WITCH HAZEL LEAVES
Witch Hazel bears striking resemblance to regular Hazel, although the two species are completely unrelated. The leaves almost look the same and even the nuts are very similar. However, unlike regular Hazel, Witch Hazel flowers produces the strangest looking scraggily blooms in the midst of winter. The name 'Witch Hazel' is derived from the old English word 'wytch', which means 'dowsing' and refers to the Old World use of regular Hazel as dowsing rods to divine hidden water veins or lost treasures. The pilgrims learnt about the use of Witch Hazel from Native American healers. Witch Hazel became popularised through the collaborative efforts of a native Oneida healer and a certain Mr. Pond, a local friend of the tribe. Together they prepared the first commercial Witch Hazel preparation, which they called 'Golden Treasure' and which later became known as 'Pond's Extract'. It is still sold under this name today and is a common toiletry article in most North American bathroom cabinets.
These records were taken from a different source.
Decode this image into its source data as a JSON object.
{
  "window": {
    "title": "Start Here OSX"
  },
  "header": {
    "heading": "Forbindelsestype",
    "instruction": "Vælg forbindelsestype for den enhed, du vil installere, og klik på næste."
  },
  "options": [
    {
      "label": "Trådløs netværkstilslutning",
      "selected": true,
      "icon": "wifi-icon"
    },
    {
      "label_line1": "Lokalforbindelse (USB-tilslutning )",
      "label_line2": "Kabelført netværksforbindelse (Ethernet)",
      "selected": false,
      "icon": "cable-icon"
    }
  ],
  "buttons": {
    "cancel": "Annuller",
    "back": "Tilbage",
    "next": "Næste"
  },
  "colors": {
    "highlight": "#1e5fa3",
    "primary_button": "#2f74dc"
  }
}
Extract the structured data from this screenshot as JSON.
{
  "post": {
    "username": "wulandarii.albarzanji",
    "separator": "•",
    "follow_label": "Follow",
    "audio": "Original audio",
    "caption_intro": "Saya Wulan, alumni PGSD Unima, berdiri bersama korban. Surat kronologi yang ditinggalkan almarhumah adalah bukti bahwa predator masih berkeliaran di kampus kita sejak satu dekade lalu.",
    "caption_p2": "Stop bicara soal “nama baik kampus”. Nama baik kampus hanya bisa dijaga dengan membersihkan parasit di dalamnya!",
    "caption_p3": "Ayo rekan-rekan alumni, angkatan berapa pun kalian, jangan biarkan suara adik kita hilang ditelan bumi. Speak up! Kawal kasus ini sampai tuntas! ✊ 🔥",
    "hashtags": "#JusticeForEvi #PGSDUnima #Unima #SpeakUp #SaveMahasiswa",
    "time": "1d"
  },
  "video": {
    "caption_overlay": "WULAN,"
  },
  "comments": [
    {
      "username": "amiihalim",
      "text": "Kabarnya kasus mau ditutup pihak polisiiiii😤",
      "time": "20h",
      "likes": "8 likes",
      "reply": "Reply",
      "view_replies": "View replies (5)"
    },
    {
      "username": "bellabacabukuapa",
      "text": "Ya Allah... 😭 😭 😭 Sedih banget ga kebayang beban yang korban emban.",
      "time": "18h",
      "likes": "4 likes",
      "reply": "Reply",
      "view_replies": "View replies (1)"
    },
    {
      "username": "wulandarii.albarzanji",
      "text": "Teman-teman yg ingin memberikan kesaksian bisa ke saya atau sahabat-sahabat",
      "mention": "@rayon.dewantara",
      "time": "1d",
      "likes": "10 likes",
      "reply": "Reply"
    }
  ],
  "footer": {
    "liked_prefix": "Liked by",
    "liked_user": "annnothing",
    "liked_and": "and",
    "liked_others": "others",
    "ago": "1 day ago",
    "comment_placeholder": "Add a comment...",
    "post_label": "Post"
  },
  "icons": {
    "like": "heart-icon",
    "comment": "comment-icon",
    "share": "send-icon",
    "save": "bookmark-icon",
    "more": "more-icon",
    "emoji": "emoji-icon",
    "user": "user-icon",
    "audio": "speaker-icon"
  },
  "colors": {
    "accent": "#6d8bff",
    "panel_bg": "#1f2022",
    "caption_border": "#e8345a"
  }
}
Witch Hazel is an excellent astringent herb. It can be used for all sorts of swellings, whether they are due to inflammation, e.g. as a gargle for tonsillitis and inflamed gums, or bruises, insect bites or poison ivy rash. One of the best known applications for Witch Hazel is as a remedy for haemorrhoids, which is said to be very effective. It is also used for afflictions of the veins, giving support and strength in cases of varicose veins. It makes a great ingredient for various skin care preparations, not just because it soothes and draws together 'spider veins', but also because it contains powerfully active antioxidant agents, which can fight the effects of ageing. Witch Hazel has also traditionally been used to treat all manner of eye infections and inflammations and even temporary blindness caused by blows to the head. Internally it can be used to astringe inflamed or irritated tissues, especially of the digestive system. It will curb inner bleeding, diarrhoea or leucorrhoea and it has also been used to reduce excessive menstruation or to reduce the loss of blood during child birth.
As with common hazel, Witch Hazel twigs are cut and used as dowsing rods Native Americans also used the seeds in certain medicine ceremonies and for divination practice to determine whether a patient would recover. Witch Hazel has an affinity with water and may be used in weather magic.